Carleton’s Humanities program, she says, “helped me understand the world and why the world is the way it is today.” Moreover, as a francophone, it also gave her a nuanced grasp of English, which has been critical throughout her career.
After graduating, Arpin was awarded a scholarship to pursue a master’s degree in Sociology but instead moved to Iqaluit, where she lived for six years and did a series of jobs, from early childhood educator and youth arts programmer to a position with the Nunavut Arts and Crafts Association.
Although she was learning a lot about the business of arts, Arpin didn’t want to settle into a desk job, so she returned to freelance illustration and began working in film as a set decorator, scenic painter and props master.

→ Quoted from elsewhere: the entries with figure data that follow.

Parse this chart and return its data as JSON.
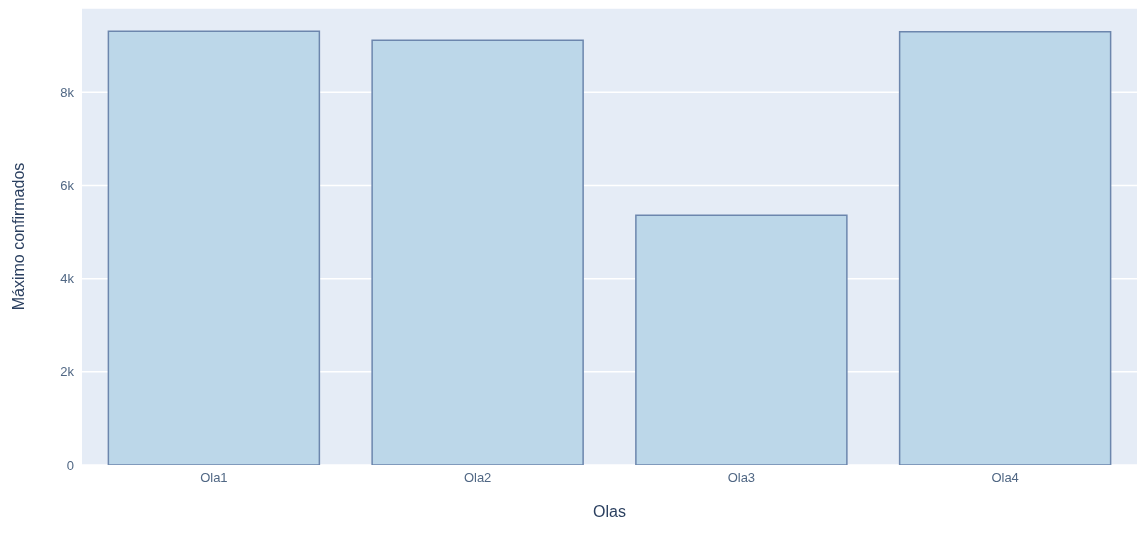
{
  "chart_data": {
    "type": "bar",
    "xlabel": "Olas",
    "ylabel": "Máximo confirmados",
    "categories": [
      "Ola1",
      "Ola2",
      "Ola3",
      "Ola4"
    ],
    "series": [
      {
        "color": "#bcd7e9",
        "values": [
          9310,
          9120,
          5360,
          9300
        ]
      }
    ],
    "ylim": [
      0,
      9810
    ],
    "yticks": [
      0,
      {
        "value": 2000,
        "label": "2k"
      },
      {
        "value": 4000,
        "label": "4k"
      },
      {
        "value": 6000,
        "label": "6k"
      },
      {
        "value": 8000,
        "label": "8k"
      }
    ],
    "grid": "y"
  }
}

Wanting to be closer to family, she eventually moved back to Ottawa and dove into her own creative work.
A fateful trip to Minnesota in 2017 to take a workshop with renowned sign painter Mike Meyer led to her passion for hand lettering and techniques such as gilded windows, in which a mix of gold leaf, gelatin and water is painted onto windows to create an eye-catching mirror-like effect.
“It’s aesthetically pleasing and fits the belief system that the companies that hire me are trying to uphold,” Arpin says about bringing this look to Ottawa-area businesses.
“They’re supporting local artisans and quality signage over cheap vinyl products. It’s a local economy of businesses supporting one another.”
The connections Arpin made while working with Meyer, who she has continued to learn from, led to a meeting with Hollywood filmmaker Tim Burton in Las Vegas. Burton was struck by her work and asked her to fabricate and paint pieces for a multimedia exhibition he was working on for the city’s Neon Museum.
“That was a big turning point for me,” she says. “If Tim Burton liked the way I paint, then I needed to paint more.”
Arpin also recently illustrated a comic book written by Carleton Cultural Mediations PhD student Cara Tierney, “Phantomtits,” which tells the story of Tierney’s real-life experiences navigating the medical system as a trans person seeking surgery.
“I’ve done a lot of fascinating things,” says Arpin.
“What I do now is so different from what I studied at university, but for me everything has been cumulative, and you always benefit from having more knowledge.”